Article Text
Abstract
Introduction/Background Low-grade epithelial ovarian cancers (EOC) constitute the minority among all epithelial cancers and clinical experience at recurrence is limited. The aim of our study was to investigate the survival in low-grade recurrent EOC and to compare with high-grade disease, as well as in regard to platinum-sensitive and -resistant recurrences.
Methodology This is an exploratory analysis within the North-Eastern German Society of Gynecological Oncology (NOGGO) metadata base including five randomized phase II/III trials comparing different chemotherapy regimens in recurrent EOC. We conducted survival analyses and cox-proportional regression models.

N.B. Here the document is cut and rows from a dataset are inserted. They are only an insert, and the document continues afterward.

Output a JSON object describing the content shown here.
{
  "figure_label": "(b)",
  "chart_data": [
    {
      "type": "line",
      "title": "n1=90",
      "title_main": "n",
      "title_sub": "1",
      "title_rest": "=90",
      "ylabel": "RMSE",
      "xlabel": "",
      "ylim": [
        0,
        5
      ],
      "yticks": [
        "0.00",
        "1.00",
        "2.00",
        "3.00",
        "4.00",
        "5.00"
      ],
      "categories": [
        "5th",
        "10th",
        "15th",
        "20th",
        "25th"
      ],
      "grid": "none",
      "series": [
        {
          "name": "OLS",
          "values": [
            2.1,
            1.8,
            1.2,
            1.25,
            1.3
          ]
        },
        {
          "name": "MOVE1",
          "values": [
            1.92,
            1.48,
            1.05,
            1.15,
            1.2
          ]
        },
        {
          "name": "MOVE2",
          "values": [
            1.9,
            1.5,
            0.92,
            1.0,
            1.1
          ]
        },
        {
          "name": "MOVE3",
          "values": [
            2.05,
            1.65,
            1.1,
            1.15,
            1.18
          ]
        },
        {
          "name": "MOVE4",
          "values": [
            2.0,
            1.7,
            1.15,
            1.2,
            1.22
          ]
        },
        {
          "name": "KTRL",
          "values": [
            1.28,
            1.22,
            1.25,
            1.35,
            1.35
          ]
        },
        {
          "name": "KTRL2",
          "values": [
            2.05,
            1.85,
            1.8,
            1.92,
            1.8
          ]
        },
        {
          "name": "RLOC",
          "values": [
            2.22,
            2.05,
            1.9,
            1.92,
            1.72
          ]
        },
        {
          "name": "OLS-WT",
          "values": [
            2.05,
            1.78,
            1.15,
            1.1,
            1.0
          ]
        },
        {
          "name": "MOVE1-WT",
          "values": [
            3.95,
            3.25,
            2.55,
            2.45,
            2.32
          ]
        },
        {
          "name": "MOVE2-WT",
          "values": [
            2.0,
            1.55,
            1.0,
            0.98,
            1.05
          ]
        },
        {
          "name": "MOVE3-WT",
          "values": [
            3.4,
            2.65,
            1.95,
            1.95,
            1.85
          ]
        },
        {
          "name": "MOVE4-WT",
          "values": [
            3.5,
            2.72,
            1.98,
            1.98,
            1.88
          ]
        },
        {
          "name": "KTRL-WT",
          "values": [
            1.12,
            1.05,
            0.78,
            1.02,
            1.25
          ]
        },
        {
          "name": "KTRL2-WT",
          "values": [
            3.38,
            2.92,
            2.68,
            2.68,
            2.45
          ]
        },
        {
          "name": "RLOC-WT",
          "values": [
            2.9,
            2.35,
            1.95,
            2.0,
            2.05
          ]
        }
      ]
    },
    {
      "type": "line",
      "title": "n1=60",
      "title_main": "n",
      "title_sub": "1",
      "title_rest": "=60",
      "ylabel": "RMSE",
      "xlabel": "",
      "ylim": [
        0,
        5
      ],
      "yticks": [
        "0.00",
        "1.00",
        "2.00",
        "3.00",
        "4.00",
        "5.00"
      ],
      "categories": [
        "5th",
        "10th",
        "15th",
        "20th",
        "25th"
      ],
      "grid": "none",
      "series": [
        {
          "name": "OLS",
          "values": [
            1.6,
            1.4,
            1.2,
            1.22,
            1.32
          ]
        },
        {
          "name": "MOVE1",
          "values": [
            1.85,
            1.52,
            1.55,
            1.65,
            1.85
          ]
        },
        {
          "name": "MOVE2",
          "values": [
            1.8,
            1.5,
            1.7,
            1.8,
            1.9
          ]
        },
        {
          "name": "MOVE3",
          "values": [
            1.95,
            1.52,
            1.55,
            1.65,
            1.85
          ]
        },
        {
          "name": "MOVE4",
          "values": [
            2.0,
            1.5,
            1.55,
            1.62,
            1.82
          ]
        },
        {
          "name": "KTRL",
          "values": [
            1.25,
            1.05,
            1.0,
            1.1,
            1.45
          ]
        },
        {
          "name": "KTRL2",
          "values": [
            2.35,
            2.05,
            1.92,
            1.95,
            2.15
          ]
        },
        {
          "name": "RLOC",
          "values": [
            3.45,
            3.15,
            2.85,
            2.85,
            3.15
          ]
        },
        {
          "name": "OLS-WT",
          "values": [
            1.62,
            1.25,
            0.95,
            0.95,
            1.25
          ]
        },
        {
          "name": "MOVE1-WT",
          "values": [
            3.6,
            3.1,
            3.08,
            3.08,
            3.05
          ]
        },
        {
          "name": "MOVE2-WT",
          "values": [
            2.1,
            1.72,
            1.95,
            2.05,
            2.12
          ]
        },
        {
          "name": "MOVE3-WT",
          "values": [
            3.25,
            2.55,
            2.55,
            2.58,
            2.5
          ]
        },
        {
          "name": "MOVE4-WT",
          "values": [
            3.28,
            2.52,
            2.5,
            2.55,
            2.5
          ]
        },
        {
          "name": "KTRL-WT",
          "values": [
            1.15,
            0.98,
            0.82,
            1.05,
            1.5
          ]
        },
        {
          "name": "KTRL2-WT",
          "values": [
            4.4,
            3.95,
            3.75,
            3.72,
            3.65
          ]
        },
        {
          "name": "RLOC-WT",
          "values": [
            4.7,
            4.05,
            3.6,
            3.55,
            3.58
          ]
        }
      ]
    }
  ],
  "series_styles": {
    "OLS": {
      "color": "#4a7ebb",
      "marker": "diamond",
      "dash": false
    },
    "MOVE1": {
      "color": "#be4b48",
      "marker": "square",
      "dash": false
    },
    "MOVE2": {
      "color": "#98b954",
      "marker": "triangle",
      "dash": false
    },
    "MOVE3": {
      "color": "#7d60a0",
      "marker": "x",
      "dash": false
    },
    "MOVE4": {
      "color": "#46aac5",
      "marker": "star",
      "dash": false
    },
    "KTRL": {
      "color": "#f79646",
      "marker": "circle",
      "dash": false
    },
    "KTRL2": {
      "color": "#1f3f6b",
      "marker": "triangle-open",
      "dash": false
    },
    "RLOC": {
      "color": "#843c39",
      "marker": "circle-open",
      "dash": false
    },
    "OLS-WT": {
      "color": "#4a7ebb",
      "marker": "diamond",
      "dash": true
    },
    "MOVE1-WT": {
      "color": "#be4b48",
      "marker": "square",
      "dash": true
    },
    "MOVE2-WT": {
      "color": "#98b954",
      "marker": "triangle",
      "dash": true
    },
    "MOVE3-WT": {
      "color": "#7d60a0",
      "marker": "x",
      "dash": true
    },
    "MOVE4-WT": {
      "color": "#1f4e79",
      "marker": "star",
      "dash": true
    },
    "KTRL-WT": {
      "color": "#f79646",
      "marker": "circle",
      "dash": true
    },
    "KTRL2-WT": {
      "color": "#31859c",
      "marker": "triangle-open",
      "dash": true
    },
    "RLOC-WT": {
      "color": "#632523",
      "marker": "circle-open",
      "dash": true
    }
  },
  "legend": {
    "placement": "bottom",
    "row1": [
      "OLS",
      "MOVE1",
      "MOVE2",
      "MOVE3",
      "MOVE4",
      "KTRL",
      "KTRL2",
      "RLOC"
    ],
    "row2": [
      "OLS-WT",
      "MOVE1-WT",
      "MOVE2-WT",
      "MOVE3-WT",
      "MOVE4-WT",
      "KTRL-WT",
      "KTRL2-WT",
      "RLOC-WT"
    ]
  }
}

Results Out of 1050 patients with recurrent epithelial cancer, 42 (4%) patients had low-grade and 1008 (96%) patients had high-grade EOC. In the subgroup of platinum-sensitive recurrences, PFS (8.7 m vs 9.7 m , p= 0.7) OS (23.9 m vs 24.8 m, p= 0.9) did not differ between low-grade and high-grade EOC. In platinum-resistant recurrences, patients with low-grade ovarian cancer had significantly better PFS (7.6 m vs 3.6 m, p= 0.03) and OS (41.9 m vs 9.5 m, p= 0.002) in comparison to those with high-grade cancer (figure 1). In low-grade EOC, there were no significant PFS (8.7 m vs 7.6 m, p=0.91) and OS (23.9 m vs 41.9 m, p=0.25) differences between platinum-sensitive and -resistant recurrences. Patients with low-grade non-serous histology had lower PFS (2.8 m vs 11.3 m, p=0.004) with compared to those with low-grade serous histology (figure 2). At cox regression analysis presence of ascites and residual disease after secondary cytoreductive surgery were independent factors associated with poor PFS within low-grade recurrent cancers.
Conclusion Our study indicates, platinum sensitivity according to platinum-free interval does not have any prognostic significance at recurrent low-grade EOC and non-serous histology is associated with poorer outcome at the recurrence. Secondary surgical cytoreduction to no-gross residual disease and ascites are independently associated with disease progression.
Disclosure EIB reports personal fees from Roche Pharma, CLOVIS, Tesaro, AstraZeneca, Incyte, Seattle Genetics, Amgen and grants from Roche Diagnostic outside the submitted work. All remaining authors have declared no conflicts of interest.